Nationalism always has been a fundamental ingredient of Turkish society. As a political movement, it has traditionally been strongest in the towns south of the 13,000-foot-high mountains dividing Trabzon from the bleak Anatolian interior.

Now, Trabzon has become a leading center of militant Turkish nationalism, and locals said the phenomenon could spiral out of control.

“What you have here is a headless monster, a nursery for potential assassins,” said Omer Faruk Altuntas, a lawyer and local head of a small left-wing party.
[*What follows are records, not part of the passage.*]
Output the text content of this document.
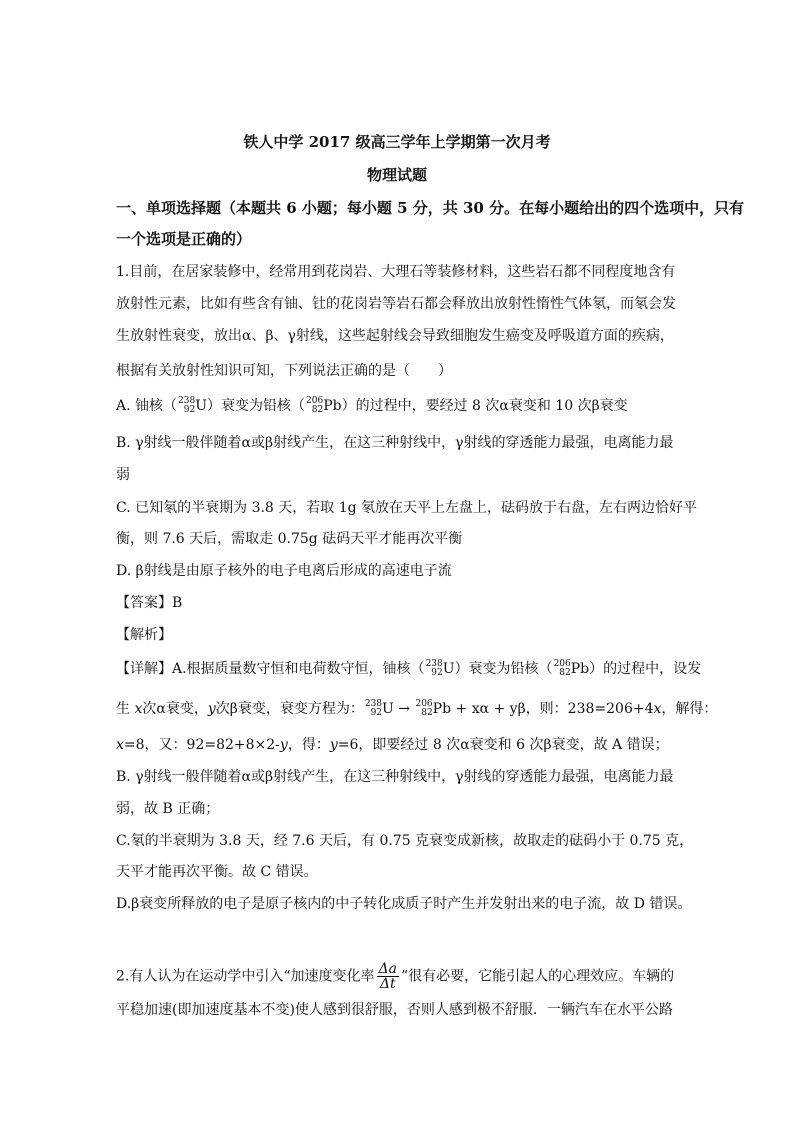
铁人中学 2017 级高三学年上学期第一次月考
物理试题
一、单项选择题（本题共 6 小题；每小题 5 分，共 30 分。在每小题给出的四个选项中，只有
一个选项是正确的）
1.目前，在居家装修中，经常用到花岗岩、大理石等装修材料，这些岩石都不同程度地含有
放射性元素，比如有些含有铀、钍的花岗岩等岩石都会释放出放射性惰性气体氡，而氡会发
生放射性衰变，放出α、β、γ射线，这些起射线会导致细胞发生癌变及呼吸道方面的疾病，
根据有关放射性知识可知，下列说法正确的是（　　）
A. 铀核（ 238
92 U）衰变为铅核（ 206
82 Pb）的过程中，要经过 8 次α衰变和 10 次β衰变
B. γ射线一般伴随着α或β射线产生，在这三种射线中，γ射线的穿透能力最强，电离能力最
弱
C. 已知氡的半衰期为 3.8 天，若取 1g 氡放在天平上左盘上，砝码放于右盘，左右两边恰好平
衡，则 7.6 天后，需取走 0.75g 砝码天平才能再次平衡
D. β射线是由原子核外的电子电离后形成的高速电子流
【答案】B
【解析】
【详解】A.根据质量数守恒和电荷数守恒，铀核（ 238
92 U）衰变为铅核（ 206
82 Pb）的过程中，设发
生 x次α衰变，y次β衰变，衰变方程为： 238
92 U → 206
82 Pb + xα + yβ，则：238=206+4x，解得：
x=8，又：92=82+8×2-y，得：y=6，即要经过 8 次α衰变和 6 次β衰变，故 A 错误；
B. γ射线一般伴随着α或β射线产生，在这三种射线中，γ射线的穿透能力最强，电离能力最
弱，故 B 正确；
C.氡的半衰期为 3.8 天，经 7.6 天后，有 0.75 克衰变成新核，故取走的砝码小于 0.75 克，
天平才能再次平衡。故 C 错误。
D.β衰变所释放的电子是原子核内的中子转化成质子时产生并发射出来的电子流，故 D 错误。
2.有人认为在运动学中引入“加速度变化率 $\frac{\Delta a}{\Delta t}$ ”很有必要，它能引起人的心理效应。车辆的
平稳加速(即加速度基本不变)使人感到很舒服，否则人感到极不舒服．一辆汽车在水平公路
“You may not like its policies, but at least the MHP controls its followers,” agreed Mehmet Akcelep, referring to Turkey’s biggest extreme nationalist party, the National Movement Party. “But Samast and hundreds of others like him aren’t party people; they’re free particles.”

Locals say the sources of what one Turkish commentator has labeled “banal fascism” in Trabzon are partially economic. Surrounding villages used to be prosperous; then the hazelnut market collapsed and farmers fled to the city in the tens of thousands.

Ogun’s district of Pelitli is made up of former villagers forced out of their homes by floods and landslides. Youth unemployment is high and most teenagers while away their time in one of two Internet cafes, or playing soccer.

Those deep-seated grievances have been stoked by the belief that Trabzon has suffered more than its share of casualties in Turkey’s 25-year war against Kurdish separatists.

Press blamed for developments in Trabzon

The May 2005 mob attack on four students occurred in an atmosphere of national hysteria triggered by an attempt by two Kurdish teenagers to burn the Turkish flag. Turkey’s top general called the flag-burners “so-called citizens.”

Critics of developments in Trabzon blame all local authorities, but reserve their harshest words for the press.

“Three or four times, they’ve pretty much invited people to take out their guns and start shooting,” said retired teacher Nuri Topal. The lynch mob formed after local television stations ran news flashes saying the students were separatists.

In most Anatolian towns, few people watch local television or read local newspapers. In Trabzon, both are immensely popular and influential, mainly because of the town’s obsessive relationship with soccer.

The only non-Istanbul club ever to win Turkey’s soccer league, Trabzonspor is a central part of the city’s identity. The club has long been rumored to be close to local mafia groups enriched by Trabzon’s key position in Black Sea human-trafficking networks. Many think its influence on local society is negative, too.

“Trabzonspor and its supporters associations have become a semiofficial channel for nationalist thought,” said local human rights activist Gultekin Yucesan.